Basic rules of refrigeration efficiency

Basic Thermodynamic Rules

There are some fundamental thermodynamic rules which apply to refrigeration, which determine both the optimal design and efficiency of all refrigeration systems. These rules are used to base the design of all efficient refrigeration systems. Some of the key rules are as follows:

Heat travels in one direction: Hot to cold

This is how we achieve cooling; the evaporating temperature of the refrigerant must always be lower than the medium required cooling. This also determines that the condensing temperature must be higher than the surrounding air/medium to achieve cooling/condensing effect.

Raising evaporating temperature:

Raising the evaporating temperature of a system will increase the compressor performance by approximately 4% per degree k. By increasing the compressor cooling capacity with minimal effect on its power consumption and therefore reducing the capital cost related to the compressor.

How – Increase cooling surfaces, surface efficiency, control or raise air/fluid/product temperatures if possible

Lowering condensing temperature:

Lowering the condensing temperature of a system will increase the compressor efficiency by approximately 3% per degree k, by lowering the pressure to which the refrigerant must be compressed. Therefore decreasing motor sizes and absorbed power on the compressor.

How – increase condensing surfaces, condenser efficiency and control

Choosing the right refrigerant:

All refrigerants have different thermal properties and vary in efficiency greatly. The refrigerant of choice however is quite an emotive subject and typically is chosen for emotional reasons and not for technically the correct one. Choices are made due to personal experience, legislation or quite often rumour!

Large is Good (well in many cases):

With mechanical items such as compressors, motors etc the larger the piece of equipment, the more inherently efficient it becomes (at the same conditions).
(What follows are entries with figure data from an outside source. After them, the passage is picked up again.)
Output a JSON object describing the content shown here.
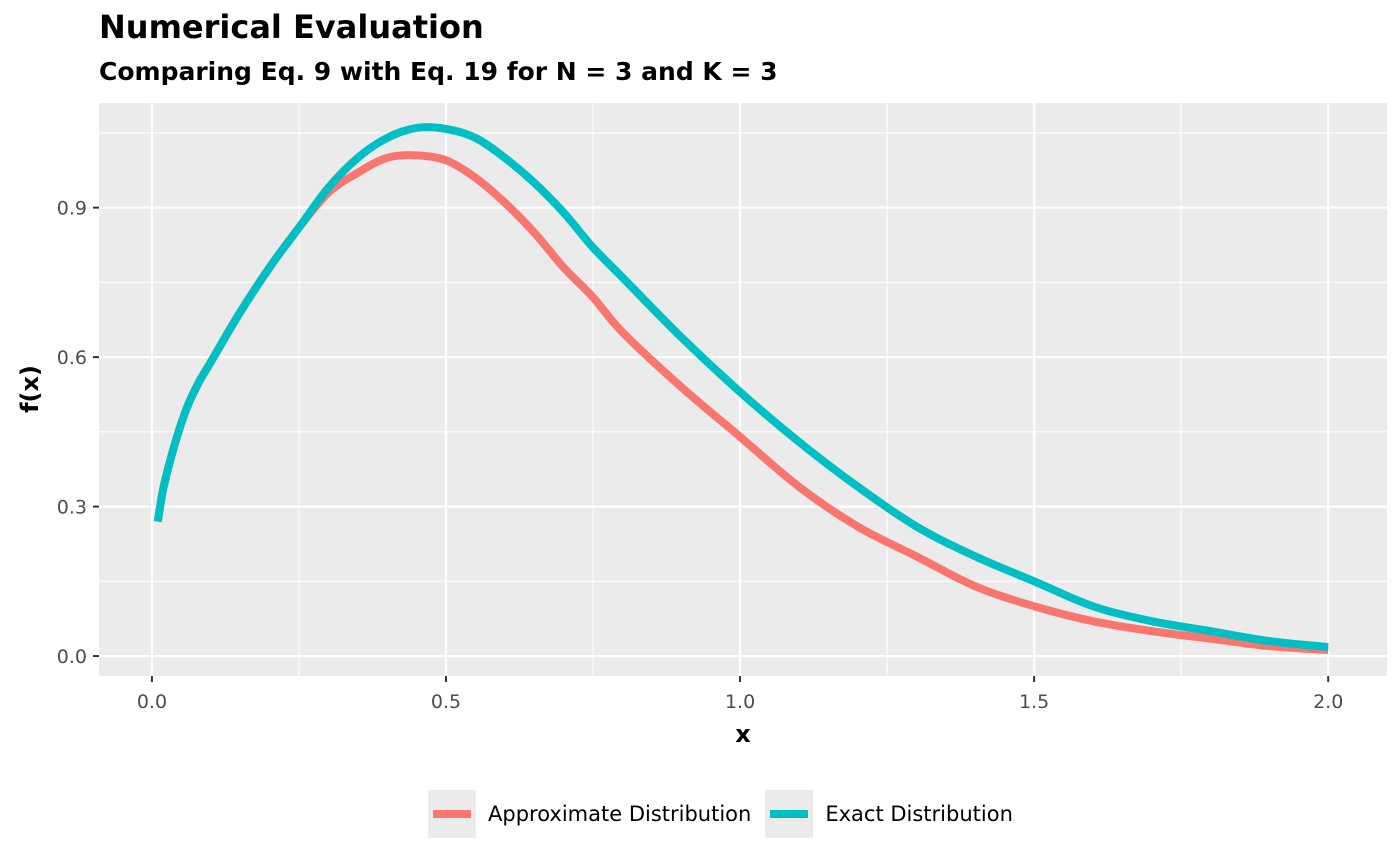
{
  "title": "Numerical Evaluation",
  "subtitle": "Comparing Eq. 9 with Eq. 19 for N = 3 and K = 3",
  "colors": {
    "approximate": "#F8766D",
    "exact": "#00BFC4",
    "panel": "#EBEBEB",
    "grid": "#FFFFFF"
  },
  "chart_data": {
    "type": "line",
    "title": "Numerical Evaluation",
    "subtitle": "Comparing Eq. 9 with Eq. 19 for N = 3 and K = 3",
    "xlabel": "x",
    "ylabel": "f(x)",
    "xlim": [
      -0.09,
      2.1
    ],
    "ylim": [
      -0.04,
      1.11
    ],
    "x_ticks": [
      0.0,
      0.5,
      1.0,
      1.5,
      2.0
    ],
    "x_tick_labels": [
      "0.0",
      "0.5",
      "1.0",
      "1.5",
      "2.0"
    ],
    "y_ticks": [
      0.0,
      0.3,
      0.6,
      0.9
    ],
    "y_tick_labels": [
      "0.0",
      "0.3",
      "0.6",
      "0.9"
    ],
    "grid": true,
    "legend_position": "bottom",
    "series": [
      {
        "name": "Approximate Distribution",
        "color": "#F8766D",
        "x": [
          0.01,
          0.02,
          0.04,
          0.06,
          0.08,
          0.1,
          0.15,
          0.2,
          0.25,
          0.3,
          0.35,
          0.4,
          0.45,
          0.5,
          0.55,
          0.6,
          0.65,
          0.7,
          0.75,
          0.8,
          0.9,
          1.0,
          1.1,
          1.2,
          1.3,
          1.4,
          1.5,
          1.6,
          1.7,
          1.8,
          1.9,
          2.0
        ],
        "values": [
          0.27,
          0.34,
          0.43,
          0.5,
          0.55,
          0.59,
          0.69,
          0.78,
          0.86,
          0.93,
          0.97,
          1.0,
          1.005,
          0.995,
          0.96,
          0.91,
          0.85,
          0.78,
          0.72,
          0.65,
          0.54,
          0.44,
          0.34,
          0.26,
          0.2,
          0.14,
          0.1,
          0.07,
          0.05,
          0.035,
          0.02,
          0.012
        ]
      },
      {
        "name": "Exact Distribution",
        "color": "#00BFC4",
        "x": [
          0.01,
          0.02,
          0.04,
          0.06,
          0.08,
          0.1,
          0.15,
          0.2,
          0.25,
          0.3,
          0.35,
          0.4,
          0.45,
          0.5,
          0.55,
          0.6,
          0.65,
          0.7,
          0.75,
          0.8,
          0.9,
          1.0,
          1.1,
          1.2,
          1.3,
          1.4,
          1.5,
          1.6,
          1.7,
          1.8,
          1.9,
          2.0
        ],
        "values": [
          0.27,
          0.34,
          0.43,
          0.5,
          0.55,
          0.59,
          0.69,
          0.78,
          0.86,
          0.94,
          1.0,
          1.04,
          1.06,
          1.058,
          1.04,
          1.0,
          0.95,
          0.89,
          0.82,
          0.76,
          0.64,
          0.53,
          0.43,
          0.34,
          0.26,
          0.2,
          0.15,
          0.1,
          0.07,
          0.05,
          0.03,
          0.018
        ]
      }
    ]
  }
}
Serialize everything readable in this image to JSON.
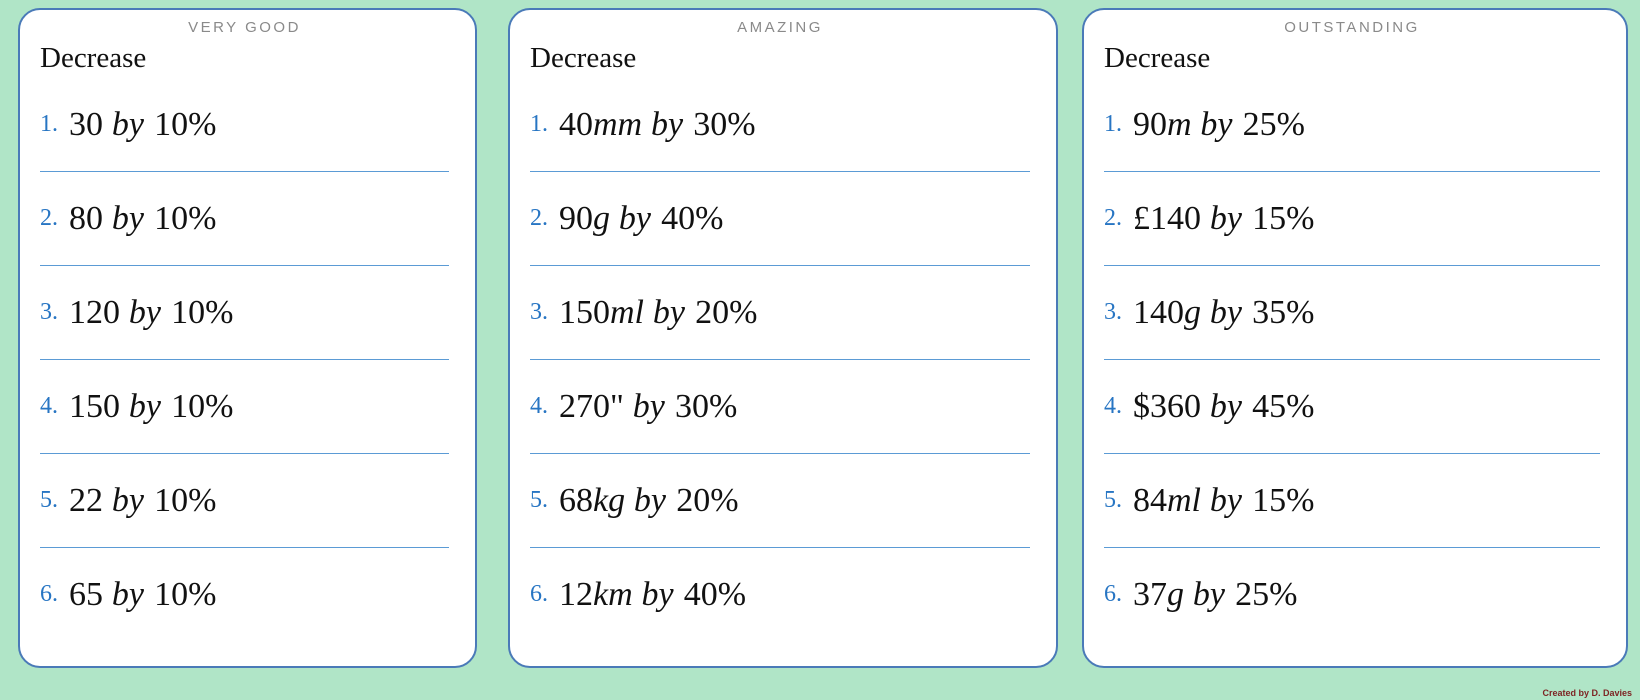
{
  "page": {
    "credit": "Created by D. Davies",
    "background_color": "#b0e5c7",
    "card_border_color": "#4a7ab8",
    "divider_color": "#5b9bd5",
    "number_color": "#2775c3",
    "level_label_color": "#8a8a8a"
  },
  "labels": {
    "by": "by"
  },
  "cards": [
    {
      "level": "VERY GOOD",
      "heading": "Decrease",
      "problems": [
        {
          "num": "1.",
          "currency": "",
          "value": "30",
          "unit": "",
          "percent": "10%"
        },
        {
          "num": "2.",
          "currency": "",
          "value": "80",
          "unit": "",
          "percent": "10%"
        },
        {
          "num": "3.",
          "currency": "",
          "value": "120",
          "unit": "",
          "percent": "10%"
        },
        {
          "num": "4.",
          "currency": "",
          "value": "150",
          "unit": "",
          "percent": "10%"
        },
        {
          "num": "5.",
          "currency": "",
          "value": "22",
          "unit": "",
          "percent": "10%"
        },
        {
          "num": "6.",
          "currency": "",
          "value": "65",
          "unit": "",
          "percent": "10%"
        }
      ]
    },
    {
      "level": "AMAZING",
      "heading": "Decrease",
      "problems": [
        {
          "num": "1.",
          "currency": "",
          "value": "40",
          "unit": "mm",
          "percent": "30%"
        },
        {
          "num": "2.",
          "currency": "",
          "value": "90",
          "unit": "g",
          "percent": "40%"
        },
        {
          "num": "3.",
          "currency": "",
          "value": "150",
          "unit": "ml",
          "percent": "20%"
        },
        {
          "num": "4.",
          "currency": "",
          "value": "270\"",
          "unit": "",
          "percent": "30%"
        },
        {
          "num": "5.",
          "currency": "",
          "value": "68",
          "unit": "kg",
          "percent": "20%"
        },
        {
          "num": "6.",
          "currency": "",
          "value": "12",
          "unit": "km",
          "percent": "40%"
        }
      ]
    },
    {
      "level": "OUTSTANDING",
      "heading": "Decrease",
      "problems": [
        {
          "num": "1.",
          "currency": "",
          "value": "90",
          "unit": "m",
          "percent": "25%"
        },
        {
          "num": "2.",
          "currency": "£",
          "value": "140",
          "unit": "",
          "percent": "15%"
        },
        {
          "num": "3.",
          "currency": "",
          "value": "140",
          "unit": "g",
          "percent": "35%"
        },
        {
          "num": "4.",
          "currency": "$",
          "value": "360",
          "unit": "",
          "percent": "45%"
        },
        {
          "num": "5.",
          "currency": "",
          "value": "84",
          "unit": "ml",
          "percent": "15%"
        },
        {
          "num": "6.",
          "currency": "",
          "value": "37",
          "unit": "g",
          "percent": "25%"
        }
      ]
    }
  ]
}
Therefore larger systems are typically more efficient than smaller ones even working in the same conditions, and providing an appropriate level of utilisation.

Common systems are more efficient:

Common systems with common heat exchangers are more efficient than multiple, individual systems when designed and controlled properly. This is because the key pieces of capital plant (condensers, evaporators) can all be simultaneously utilised, improving efficiency under part load conditions.